Home > Article > Backend Development > Why is the return result of gbk encoding 3?
php > $s="Hello";
php > echo mb_strlen($s,"utf8");
2
utf8 returns 2, I understand
php > echo mb_strlen($s,"gb2312") ;
4
This returns 4, I understand it too
php > echo mb_strlen($s,"gbk");
3
I don't understand here?
php > $s="Hello";
php > echo mb_strlen($s,"utf8");
2
utf8 returns 2, I understand
php > echo mb_strlen($s,"gb2312") ;
4
This returns 4, I understand it too
php > echo mb_strlen($s,"gbk");
3
I don't understand here?
Because $s is UTF8 encoded, you can get its length through GBK encoding without converting it to GBK.
UTF8 encoded Hello
is HUAN犲ソ
on GBK, so its length is 3.
This is what you should do:
<code>$a = mb_strlen(iconv( 'utf-8','gbk', $s), 'gbk'); $b = mb_strlen(iconv( 'utf-8','gb2312', $s), 'gb2312'); </code>
In other words, GB2312 is also wrong.
mb_strlen is the number of characters returned, so only returning 2 is correct.
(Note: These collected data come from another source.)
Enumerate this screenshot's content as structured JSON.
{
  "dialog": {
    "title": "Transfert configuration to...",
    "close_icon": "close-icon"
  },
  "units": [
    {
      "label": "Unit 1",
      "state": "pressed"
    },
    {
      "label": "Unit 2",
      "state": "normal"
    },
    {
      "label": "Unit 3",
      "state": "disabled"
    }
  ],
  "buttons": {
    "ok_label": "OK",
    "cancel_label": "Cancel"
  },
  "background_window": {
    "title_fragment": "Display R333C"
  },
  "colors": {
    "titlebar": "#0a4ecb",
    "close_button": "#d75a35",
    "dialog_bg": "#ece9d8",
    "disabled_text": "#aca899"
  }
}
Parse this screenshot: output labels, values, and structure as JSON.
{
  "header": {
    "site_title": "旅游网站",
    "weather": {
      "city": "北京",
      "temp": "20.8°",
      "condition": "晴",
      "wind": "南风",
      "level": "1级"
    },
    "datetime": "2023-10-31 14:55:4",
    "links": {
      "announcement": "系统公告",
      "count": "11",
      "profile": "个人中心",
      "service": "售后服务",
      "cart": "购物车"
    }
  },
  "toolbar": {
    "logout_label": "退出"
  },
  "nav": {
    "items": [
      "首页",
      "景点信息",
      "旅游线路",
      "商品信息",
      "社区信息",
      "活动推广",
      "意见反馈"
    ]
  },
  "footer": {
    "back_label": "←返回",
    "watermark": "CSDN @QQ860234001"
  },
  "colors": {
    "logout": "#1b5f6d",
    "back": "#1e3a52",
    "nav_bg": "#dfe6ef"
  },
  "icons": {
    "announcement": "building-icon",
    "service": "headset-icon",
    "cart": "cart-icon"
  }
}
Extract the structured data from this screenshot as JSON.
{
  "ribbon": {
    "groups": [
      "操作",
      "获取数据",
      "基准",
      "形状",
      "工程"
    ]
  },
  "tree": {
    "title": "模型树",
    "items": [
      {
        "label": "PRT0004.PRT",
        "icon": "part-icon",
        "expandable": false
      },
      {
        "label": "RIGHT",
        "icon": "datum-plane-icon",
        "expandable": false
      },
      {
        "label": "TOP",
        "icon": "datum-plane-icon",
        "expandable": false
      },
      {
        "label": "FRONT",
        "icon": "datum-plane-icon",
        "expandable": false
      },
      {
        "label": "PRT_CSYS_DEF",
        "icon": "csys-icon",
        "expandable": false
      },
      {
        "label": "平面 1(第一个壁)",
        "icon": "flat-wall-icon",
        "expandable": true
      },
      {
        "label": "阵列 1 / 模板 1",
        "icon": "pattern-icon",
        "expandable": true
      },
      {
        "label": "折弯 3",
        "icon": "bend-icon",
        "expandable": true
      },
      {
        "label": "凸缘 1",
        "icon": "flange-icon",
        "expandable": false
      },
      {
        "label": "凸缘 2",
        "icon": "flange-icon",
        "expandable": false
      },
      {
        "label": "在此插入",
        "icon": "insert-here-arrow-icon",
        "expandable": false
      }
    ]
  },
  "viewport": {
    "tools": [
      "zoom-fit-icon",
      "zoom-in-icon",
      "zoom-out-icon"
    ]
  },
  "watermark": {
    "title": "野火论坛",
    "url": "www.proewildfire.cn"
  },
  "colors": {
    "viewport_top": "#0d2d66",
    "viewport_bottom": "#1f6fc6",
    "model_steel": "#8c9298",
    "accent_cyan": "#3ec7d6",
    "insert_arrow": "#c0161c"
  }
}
I don’t know how you understand the two cases of 4 and 3?
But when $s = "Hello"
, $s
stores a UTF8 encoded string (encoded according to your source file). If you use GBK or GB2312 to decode this encoded data, It is possible to get garbled codes, so 4 and 3 should be the length of garbled codes.